I am Vicky

A hiking we will go
A hiking we will go

One of my favorite movies as a kid in the ’60s was The Parent Trap with Hayley Mills playing identical twins separated as infants when their parents divorced, who meet each other years later at summer camp. I loved everything about that movie. Except the awful Vicky.

Vicky was the gold-digging fiancée of the girls’ father, Mitch. A prissy city girl, she’s totally out of her element in the great outdoors, which is made comically evident when she goes camping with Mitch and the girls. Since the twins don’t want her marrying their dad, they sabotage her. The coup de grâce comes when a terrified Vicky awakens to bear cubs licking honey off her feet that the sisters poured on her while she slept. She freaks and storms off, shouting “Get me outta this stinkin’ fresh air!”

What a beyotch. And a wuss. My tween tomboy self laughed and turned up my nose at Vicky-the-wuss. Until nearly five decades later when I realized that now I am Vicky. (The prissy, wussy part, not the beyotch.)

I enjoy the great outdoors—gardening, walking our dog Mellie, and chillin’ on the patio. Camping and hiking? Not so much. I’ve never gotten the appeal of bugs, sleeping on the ground, and wild animals. Possums especially creep me out. They’re big, fat, mentally challenged rats that waddle and hiss and bare their menacing teeth like Jaws’ great white.

I’m a few months shy of 60 and have only hiked about five times in my entire bookworm life—usually on a wheelchair-accessible trail. Two of those times were in my single, evangelical days way back when. Christian singles do everything in a group—camping, hiking, rafting; all manner of outdoorsy things, which is tricky for an indoorsy girl like me. But I sacrificed my natural inclination to fit in with the group. (But mostly to fit in with a guy I was crushing on.) I even went backpacking. Once. Squatting in woods and packing my poop in the ground with a plastic shovel isn’t my idea of a good time.

Recently though, I hiked along the coast with my husband. A FIVE-MILE hike. Cue Gilligan’s Island theme song. I prepared by reading up on the hiking area in advance, but was disconcerted to discover we needed to watch out for poison oak, ticks (Eww) snakes (double-Eww) and bobcats. Bobcats? As in cousin to the mountain lion? Oh. My. God.

The morning of the hike I donned my khakis—a friend advised me to wear light-colored pants to show ticks easily—then pulled up the YouTube video on how to remove a tick. Like the Boy Scouts, I wanted to be prepared. I nearly lost my breakfast. The tick was stuck in the guy’s SCALP! Eww. So excited to begin communing with Mother Nature.

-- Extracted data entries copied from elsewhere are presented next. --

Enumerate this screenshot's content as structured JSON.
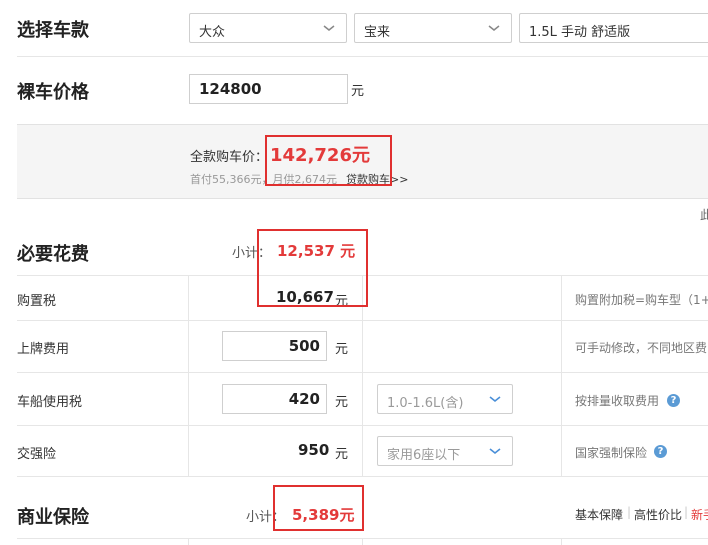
{
  "select_car": {
    "title": "选择车款",
    "brand": "大众",
    "model": "宝来",
    "trim": "1.5L 手动 舒适版"
  },
  "bare_price": {
    "title": "裸车价格",
    "value": "124800",
    "unit": "元"
  },
  "summary": {
    "full_label": "全款购车价：",
    "full_value": "142,726元",
    "sub_text": "首付55,366元，月供2,674元",
    "loan_link": "贷款购车>>",
    "edge_text": "此"
  },
  "necessary": {
    "title": "必要花费",
    "subtotal_label": "小计：",
    "subtotal_value": "12,537 元",
    "rows": [
      {
        "label": "购置税",
        "value": "10,667",
        "unit": "元",
        "note": "购置附加税=购车型（1+"
      },
      {
        "label": "上牌费用",
        "value": "500",
        "unit": "元",
        "note": "可手动修改，不同地区费"
      },
      {
        "label": "车船使用税",
        "value": "420",
        "unit": "元",
        "select": "1.0-1.6L(含)",
        "note": "按排量收取费用"
      },
      {
        "label": "交强险",
        "value": "950",
        "unit": "元",
        "select": "家用6座以下",
        "note": "国家强制保险"
      }
    ]
  },
  "commercial": {
    "title": "商业保险",
    "subtotal_label": "小计：",
    "subtotal_value": "5,389元",
    "tabs": [
      "基本保障",
      "高性价比",
      "新手"
    ]
  },
  "colors": {
    "accent_red": "#e33a3a",
    "highlight_box": "#e0302f",
    "help_icon": "#5b9bd5"
  }
}
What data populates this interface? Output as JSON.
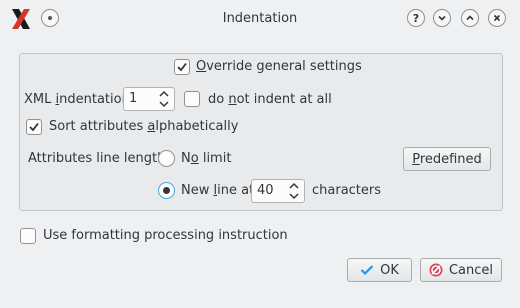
{
  "window": {
    "title": "Indentation",
    "app_icon": "x-logo-icon",
    "title_buttons": [
      "help-icon",
      "minimize-icon",
      "maximize-icon",
      "close-icon"
    ],
    "menu_button_icon": "window-menu-icon"
  },
  "override": {
    "checked": true,
    "label_mnemonic": "O",
    "label_rest": "verride general settings"
  },
  "xml_indentation": {
    "label_before": "XML ",
    "label_mnemonic": "i",
    "label_after": "ndentation",
    "value": "1"
  },
  "no_indent": {
    "checked": false,
    "label_before": "do ",
    "label_mnemonic": "n",
    "label_after": "ot indent at all"
  },
  "sort_attributes": {
    "checked": true,
    "label_before": "Sort attributes ",
    "label_mnemonic": "a",
    "label_after": "lphabetically"
  },
  "line_length": {
    "label": "Attributes line length:",
    "no_limit": {
      "selected": false,
      "label_before": "N",
      "label_mnemonic": "o",
      "label_after": " limit"
    },
    "new_line": {
      "selected": true,
      "label_before": "New ",
      "label_mnemonic": "l",
      "label_after": "ine at"
    },
    "value": "40",
    "unit": "characters"
  },
  "predefined_button": {
    "label_mnemonic": "P",
    "label_rest": "redefined"
  },
  "use_pi": {
    "checked": false,
    "label": "Use formatting processing instruction"
  },
  "buttons": {
    "ok": "OK",
    "cancel": "Cancel"
  },
  "colors": {
    "accent": "#3daee9",
    "window_bg": "#eff0f1",
    "cancel_icon": "#da4453"
  }
}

Our guided hike started out well on a wide open trail with great views of the Pacific. I’m feeling confident and in control. I can do this nature thing. (Especially since the only critters we’ve seen are hawks and seagulls.) An hour later, the trail narrowed as we headed into the woods where we’re surrounded by trees and ferns. As we hiked, I said to our guide in an offhand jokey way that I’d read there were bobcats in the area. (Were being the operative word.)

“Yep. They’re like big fat house cats. But they don’t usually approach humans.”

Usually? “You don’t have bears though,” I said in the same jokey tone.

“Sure,” Guide-man said as he led us deeper into the woods. “But they’re rare.”

WTF?? THERE’S FRICKIN’ BEARS IN THESE WOODS? (I only scream it in my head though; I’m no Vicky. I hum “I am woman, hear me roar” and forge ahead, keeping a sharp eye out for Yogi and his housecat pal). Eventually the trail tapers into a narrow path with grasses and greenery brushing against my light-colored pants.

“Watch out for stinging nettles on the left,” Guide-guy warns. “And poison oak on the right.”

My head swivels from left to right. What fresh HELL is this?! Poison oak, stinging nettles, bobcats, bears, and ticks? Oh my. This hiking stuff is DANGEROUS. And people do this for fun? I find it a lot more fun—and safe—reading Bill Bryson’s A Walk in the Woods. But seasoned hiker that I’m fast becoming, I forge on, using the hiking poles my friend loaned me to push aside any poisonous greenery while continually scanning the area for bears and bobcats.

Just keep going, just keep going, says Dory’s voice in my head. Another hour later as my out-of-shape, beyond middle-aged body is huffing and puffing up a steep hill, Guide-Guy cheerfully says, “Almost there.”

At last we reach the end of the trail and kick back with snacks and water. I’m ready to return to the motel, but our car is at the beginning of the trail and the only way back is the same way we came. Past the stinging nettles. Past the poison oak. Through bobcat and bear country.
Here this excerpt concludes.